Honore’s mother had dropped on her knees beside the bed, dragging Aurora down with her.
They rose together.
The old man groped distressfully with one hand. She laid her own in it.
“Honore!
“What could he want?” wondered the tearful family. He was feeling about with the other hand.
“Hon’—Honore”—his weak clutch could scarcely close upon his nephew’s hand.
“Put them—put—put them—”
What could it mean? The four hands clasped.
“Ah!” said one, with fresh tears, “he is trying to speak and cannot.”
But he did.
“Aurora De Gra—I pledge’—pledge’—pledged—this union—to your fa’—father—twenty—years—ago.”
The family looked at each other in dejected amazement. They had never known it.
“He is going,” said Agamemnon; and indeed it seemed as though he was gone; but he rallied.
“Agamemnon! Valentine! Honore! patriots! protect the race! Beware of the”—that sentence escaped him. He seemed to fancy himself haranguing a crowd; made another struggle for intelligence, tried once, twice, to speak, and the third time succeeded:
“Louis’—Louisian’—a—for—ever!” and lay still.
They put those two words on his tomb.
CHAPTER LIX
WHERE SOME CREOLE MONEY GOES
And yet the family committee that ordered the inscription, the mason who cut it in the marble—himself a sort of half-Grandissime, half-nobody—and even the fair women who each eve of All-Saints came, attended by flower-laden slave girls, to lay coronals upon the old man’s tomb, felt, feebly at first, and more and more distinctly as years went by, that Forever was a trifle long for one to confine one’s patriotic affection to a small fraction of a great country.
* * * * *
“And you say your family decline to accept the assistance of the police in their endeavors to bring the killer of your uncle to justice?” asked some Americain or other of ’Polyte Grandissime.

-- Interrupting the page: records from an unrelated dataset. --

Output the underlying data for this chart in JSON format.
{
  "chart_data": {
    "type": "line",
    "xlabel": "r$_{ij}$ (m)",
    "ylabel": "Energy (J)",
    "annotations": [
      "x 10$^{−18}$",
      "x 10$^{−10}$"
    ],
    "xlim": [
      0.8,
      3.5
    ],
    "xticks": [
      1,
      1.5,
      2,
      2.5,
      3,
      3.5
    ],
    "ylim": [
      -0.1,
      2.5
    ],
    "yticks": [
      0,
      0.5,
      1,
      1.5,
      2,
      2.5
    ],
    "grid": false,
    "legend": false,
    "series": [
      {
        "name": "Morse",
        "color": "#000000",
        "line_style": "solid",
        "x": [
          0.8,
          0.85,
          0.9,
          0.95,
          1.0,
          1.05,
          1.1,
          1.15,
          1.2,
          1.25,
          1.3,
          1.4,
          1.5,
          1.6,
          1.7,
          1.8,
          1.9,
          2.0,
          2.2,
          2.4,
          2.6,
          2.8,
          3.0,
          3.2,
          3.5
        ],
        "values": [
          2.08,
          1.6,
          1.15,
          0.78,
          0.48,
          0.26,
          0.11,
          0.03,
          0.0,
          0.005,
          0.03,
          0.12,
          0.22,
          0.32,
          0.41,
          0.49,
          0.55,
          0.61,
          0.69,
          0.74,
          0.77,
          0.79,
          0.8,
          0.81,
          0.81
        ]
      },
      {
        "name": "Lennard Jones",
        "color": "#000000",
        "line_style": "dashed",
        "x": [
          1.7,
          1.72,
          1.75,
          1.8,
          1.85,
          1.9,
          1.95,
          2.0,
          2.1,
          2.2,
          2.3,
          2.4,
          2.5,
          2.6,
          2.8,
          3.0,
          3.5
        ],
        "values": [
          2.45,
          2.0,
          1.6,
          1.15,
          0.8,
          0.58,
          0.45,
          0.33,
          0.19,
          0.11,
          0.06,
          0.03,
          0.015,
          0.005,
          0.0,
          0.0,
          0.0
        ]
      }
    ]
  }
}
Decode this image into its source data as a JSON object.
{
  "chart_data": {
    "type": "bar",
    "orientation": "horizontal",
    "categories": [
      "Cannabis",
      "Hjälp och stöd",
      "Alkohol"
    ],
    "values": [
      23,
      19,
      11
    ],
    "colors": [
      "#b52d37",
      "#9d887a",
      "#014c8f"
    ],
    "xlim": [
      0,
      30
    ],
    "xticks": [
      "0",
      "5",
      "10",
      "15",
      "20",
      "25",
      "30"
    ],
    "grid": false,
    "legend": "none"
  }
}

“’Sir, mie fam’lie do not want to fetch him to justice!—neither Palmyre! We are goin’ to fetch the justice to them! And sir, when we cannot do that, sir, by ourselves, sir,—no, sir! no police!”
So Clemence was the only victim of the family wrath; for the other two were never taken; and it helps our good feeling for the Grandissimes to know that in later times, under the gentler influences of a higher civilization, their old Spanish-colonial ferocity was gradually absorbed by the growth of better traits. To-day almost all the savagery that can justly be charged against Louisiana must—strange to say—be laid at the door of the Americain. The Creole character has been diluted and sweetened.
One morning early in September, some two weeks after the death of Agricola, the same brig which something less than a year before had brought the Frowenfelds to New Orleans crossed, outward bound, the sharp line dividing the sometimes tawny waters of Mobile Bay from the deep blue Gulf, and bent her way toward Europe.